Le sénat a adopté mardi 20 novembre une proposition de loi visant à lutter contre l’exposition précoce et massive des jeunes enfants aux écran. Ce texte prévoit que les fabricants d’outils et de jeux numériques disposant d’un écran insèrent dans leur emballage un message avertissant les parents des dangers des écrans pour les enfants de moins de 3 ans. Il est également prévu que les publicités pour les télévisions, Smartphones, ordinateurs portables, tablettes et jeux numériques soient assortis d’un message à caractère sanitaire sur le modèle de ceux qui accompagnent les boissons ou aliments sucrés. Ce texte a reçu le soutien de l’ensemble des groupes du Sénat, y compris LREM, et a été voté par 333 voix contre 2. Curieusement, il a été jugé insuffisamment étayé par le gouvernement, alors que de telles préconisation sont déjà présentes dans les carnets de santé.

Valider le doute de nombreux parents

Cette proposition de loi prudente et mesurée se se veut une contribution à l’éveil des citoyens aux risques des écrans pour les plus petits. Rien de plus, mais rien de moins. En effet, une telle mesure, si elle était votée, n’inciterait pas seulement les parents des enfants de moins de trois ans à la prudence dans l’utilisation des outils numériques. Elle amènerait aussi les parents d’enfants plus âgés à s’interroger sur l’opportunité qu’il y a à laisser un enfant de trois ans et demi utiliser sans limite un outil numérique déconseillé pour ceux qui ont moins de trois ans. Et de proche en proche, le bénéfice du doute dont profitent les fabricants de produits numériques se trouverait écorné. C’est pourquoi cette proposition de loi, aussi mesurée soit-elle, se heurte au lobby des fabricants de produits numériques qui voient avec inquiétude arriver cette brèche dans le marché gigantesque dont ils jouissent sans aucun contrôle.

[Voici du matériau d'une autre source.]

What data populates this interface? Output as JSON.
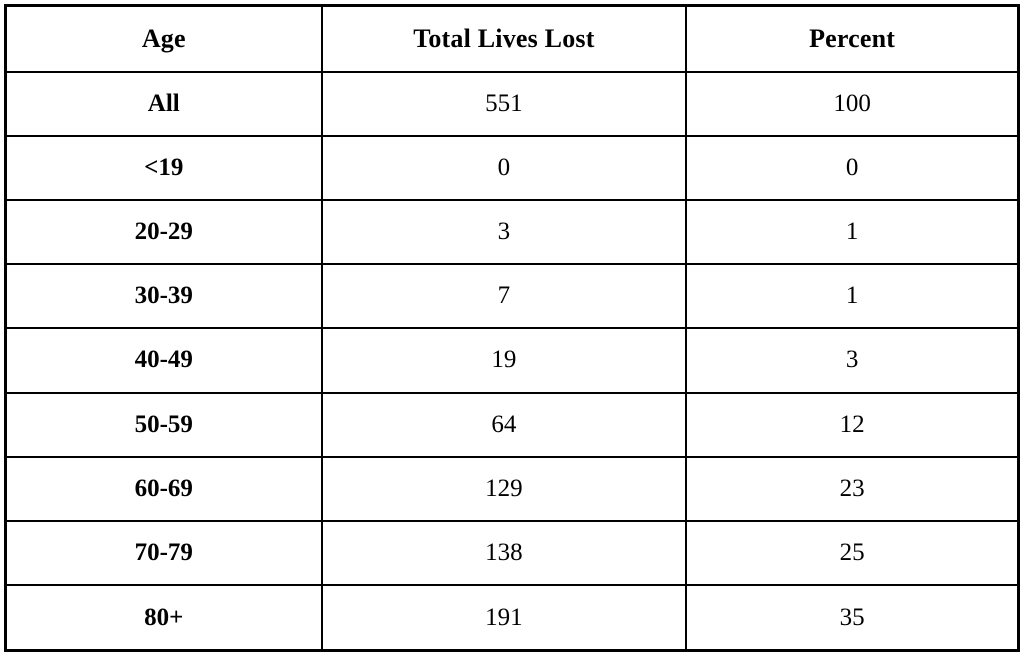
{
  "chart_data": {
    "type": "table",
    "columns": [
      "Age",
      "Total Lives Lost",
      "Percent"
    ],
    "rows": [
      [
        "All",
        551,
        100
      ],
      [
        "<19",
        0,
        0
      ],
      [
        "20-29",
        3,
        1
      ],
      [
        "30-39",
        7,
        1
      ],
      [
        "40-49",
        19,
        3
      ],
      [
        "50-59",
        64,
        12
      ],
      [
        "60-69",
        129,
        23
      ],
      [
        "70-79",
        138,
        25
      ],
      [
        "80+",
        191,
        35
      ]
    ],
    "title": "",
    "notes": "Table of total lives lost and percent by age group; header row and age-group column in bold; all text black serif on white with black grid borders"
  },
  "colors": {
    "border": "#000000",
    "text": "#000000",
    "background": "#ffffff"
  }
}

Permettre aux pédiatres et généralistes de devenir des relais d’information

Si la plupart des parents tardent tellement à être éclairés sur les risques de l’utilisation des écrans chez les jeunes enfants, c’est aussi parce que les différents professionnels auxquels ils ont affaire hésitent souvent à prendre l’initiative de leur en parler. Les médecins généralistes et les pédiatres, en particulier, craignent que les questions sur l’importance donnée aux écrans dans la famille soient perçues comme intrusives. Mais cette loi était votée, de nombreux parents se tourneraient probablement vers leur médecin généraliste ou leur pédiatre pour aborder avec eux la question de l’utilisation des écrans par les jeunes enfants. Et il serait également plus facile à ces professionnels d’en prendre l’initiative.

Les écrans sont-ils dangereux, ou est-ce leur usage qui est risqué ?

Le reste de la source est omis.